Husband himself, despite being just 11, was soon the prime suspect in the killing. It was alleged he couldn’t have seen the assault from the vantage point he’d claimed, while a newspaper report stated that he’d 'developed a very brutal temperament of late, and had frequently been reproved for his cruelty to animals'. Husband was even said to have called himself 'Jack the Ripper' while playing with friends.

The boy was eventually acquitted due to lack of any real evidence – the lack of any fresh blood on his hands or clothes was a critical point in his favour – and became something of a celebrity in Hampshire. Robert Husband was even used as a kind of mascot in an advertising notice for a local tavern where he worked. It read: 'Lovers of justice! Come and see the innocent little boy, Robert Husband, who was accused of the wilful murder of Percy Searle, behind the bar of the Newtown Tavern.' Since then, Ripperologists have connected the Portsmouth letter with the Searle murder, citing the superficial similarities with the Whitechapel murders. Others point out the Ripper targeted women, not boys, and that Husband may indeed have been the killer after all.
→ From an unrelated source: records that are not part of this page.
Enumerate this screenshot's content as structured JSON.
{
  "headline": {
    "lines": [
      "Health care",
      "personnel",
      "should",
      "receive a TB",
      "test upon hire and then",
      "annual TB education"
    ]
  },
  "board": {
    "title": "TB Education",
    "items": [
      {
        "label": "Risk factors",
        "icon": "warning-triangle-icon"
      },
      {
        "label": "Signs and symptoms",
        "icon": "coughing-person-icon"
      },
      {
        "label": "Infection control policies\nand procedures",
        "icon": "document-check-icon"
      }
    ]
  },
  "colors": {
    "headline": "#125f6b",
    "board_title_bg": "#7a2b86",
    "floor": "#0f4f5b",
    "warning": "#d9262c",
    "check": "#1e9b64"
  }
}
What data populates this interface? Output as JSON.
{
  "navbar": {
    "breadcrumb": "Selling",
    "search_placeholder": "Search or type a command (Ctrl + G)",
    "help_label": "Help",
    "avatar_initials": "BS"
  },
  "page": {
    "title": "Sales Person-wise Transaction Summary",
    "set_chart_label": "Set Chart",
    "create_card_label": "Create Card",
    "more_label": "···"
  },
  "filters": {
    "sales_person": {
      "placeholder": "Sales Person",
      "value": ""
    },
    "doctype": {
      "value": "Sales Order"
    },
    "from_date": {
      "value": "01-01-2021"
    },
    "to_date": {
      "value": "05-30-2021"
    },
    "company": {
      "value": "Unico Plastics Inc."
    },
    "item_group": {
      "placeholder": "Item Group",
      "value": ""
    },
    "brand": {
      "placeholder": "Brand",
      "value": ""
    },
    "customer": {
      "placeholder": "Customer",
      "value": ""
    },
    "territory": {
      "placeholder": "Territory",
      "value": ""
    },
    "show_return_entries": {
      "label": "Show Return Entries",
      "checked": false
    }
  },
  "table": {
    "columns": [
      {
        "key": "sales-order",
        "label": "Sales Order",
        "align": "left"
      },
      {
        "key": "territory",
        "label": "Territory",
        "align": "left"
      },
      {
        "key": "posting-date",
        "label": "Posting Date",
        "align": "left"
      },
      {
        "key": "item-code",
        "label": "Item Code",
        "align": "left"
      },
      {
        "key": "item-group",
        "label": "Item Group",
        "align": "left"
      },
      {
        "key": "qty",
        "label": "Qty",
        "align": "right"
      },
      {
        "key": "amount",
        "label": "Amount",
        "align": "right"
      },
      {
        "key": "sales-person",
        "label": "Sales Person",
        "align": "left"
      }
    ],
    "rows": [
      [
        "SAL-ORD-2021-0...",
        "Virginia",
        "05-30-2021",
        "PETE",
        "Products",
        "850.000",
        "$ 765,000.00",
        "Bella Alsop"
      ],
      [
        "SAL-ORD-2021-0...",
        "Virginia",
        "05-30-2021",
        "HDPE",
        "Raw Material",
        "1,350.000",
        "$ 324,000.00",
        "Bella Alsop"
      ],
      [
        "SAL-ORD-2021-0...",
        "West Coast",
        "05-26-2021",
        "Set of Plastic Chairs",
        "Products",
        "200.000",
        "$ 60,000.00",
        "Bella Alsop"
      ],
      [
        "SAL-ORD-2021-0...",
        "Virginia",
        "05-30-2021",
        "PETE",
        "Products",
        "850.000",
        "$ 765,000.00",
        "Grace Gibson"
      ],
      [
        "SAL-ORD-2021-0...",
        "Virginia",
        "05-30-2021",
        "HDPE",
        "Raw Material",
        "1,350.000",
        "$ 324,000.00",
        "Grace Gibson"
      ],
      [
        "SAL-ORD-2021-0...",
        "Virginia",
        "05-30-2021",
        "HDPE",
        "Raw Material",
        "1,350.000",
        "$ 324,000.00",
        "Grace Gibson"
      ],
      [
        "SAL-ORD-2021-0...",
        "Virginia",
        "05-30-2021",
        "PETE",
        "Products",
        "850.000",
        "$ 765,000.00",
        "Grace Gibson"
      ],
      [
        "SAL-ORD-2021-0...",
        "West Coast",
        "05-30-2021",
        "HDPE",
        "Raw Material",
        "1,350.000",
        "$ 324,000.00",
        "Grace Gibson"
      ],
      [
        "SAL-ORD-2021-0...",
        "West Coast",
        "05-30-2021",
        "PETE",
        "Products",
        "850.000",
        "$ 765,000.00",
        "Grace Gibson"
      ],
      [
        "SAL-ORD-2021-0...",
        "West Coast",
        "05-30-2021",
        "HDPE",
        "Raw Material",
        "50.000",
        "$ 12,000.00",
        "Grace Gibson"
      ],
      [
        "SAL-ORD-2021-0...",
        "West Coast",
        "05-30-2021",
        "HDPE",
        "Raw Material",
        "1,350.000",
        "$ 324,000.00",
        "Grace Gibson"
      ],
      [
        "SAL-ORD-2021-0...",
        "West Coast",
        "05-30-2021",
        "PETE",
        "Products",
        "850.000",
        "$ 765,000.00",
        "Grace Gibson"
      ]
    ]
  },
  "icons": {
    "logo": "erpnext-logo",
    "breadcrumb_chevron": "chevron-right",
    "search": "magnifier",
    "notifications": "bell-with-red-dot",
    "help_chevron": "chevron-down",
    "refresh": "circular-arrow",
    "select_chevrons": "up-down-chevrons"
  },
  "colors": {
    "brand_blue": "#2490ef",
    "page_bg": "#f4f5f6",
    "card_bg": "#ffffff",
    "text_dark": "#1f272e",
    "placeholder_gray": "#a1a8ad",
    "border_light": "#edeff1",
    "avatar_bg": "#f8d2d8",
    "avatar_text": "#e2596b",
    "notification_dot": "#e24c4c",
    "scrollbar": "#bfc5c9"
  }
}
The 'Havant tragedy', as it was called, is destined to remain officially unsolved.

A tragic miscarriage of justice

A little further out from Portsmouth, in nearby Southampton, a murder case that unfolded in 1979 led to one of the biggest miscarriages of justice in British history. A young woman named Teresa de Simone was found raped and murdered in her car after a night out at a club in central Southampton, sparking a frantic hunt for the ruthless maniac who’d preyed upon her. The breakthrough came with the confession of a habitual petty criminal called Sean Hodgson, who was known to have a personality disorder and to be a compulsive liar. Despite the fact he’d also confessed to two other entirely fictitious killings, he was convicted of the murder in 1982, and would spend 27 years behind bars before his conviction was quashed in 2009.

The real culprit, confirmed by DNA testing which didn’t exist at the time of the murder, was actually Portsmouth man called David Lace, who was just 17 when he raped and killed Teresa. Lace, who’d had convictions for robbery, had been stricken with guilt and actually confessed to police in 1983 that he had forced his way into Teresa’s car where he assaulted and strangled her with the seatbelt.

Shockingly, the confession was set aside and forgotten because of minor misremembered details in Lace’s account. He would go on to commit suicide in 1988, and his guilt was only established when his remains were subjected to DNA testing. Sean Hodgson would die from natural causes in 2012, just three years after spending almost three decades in captivity for a crime he didn’t commit.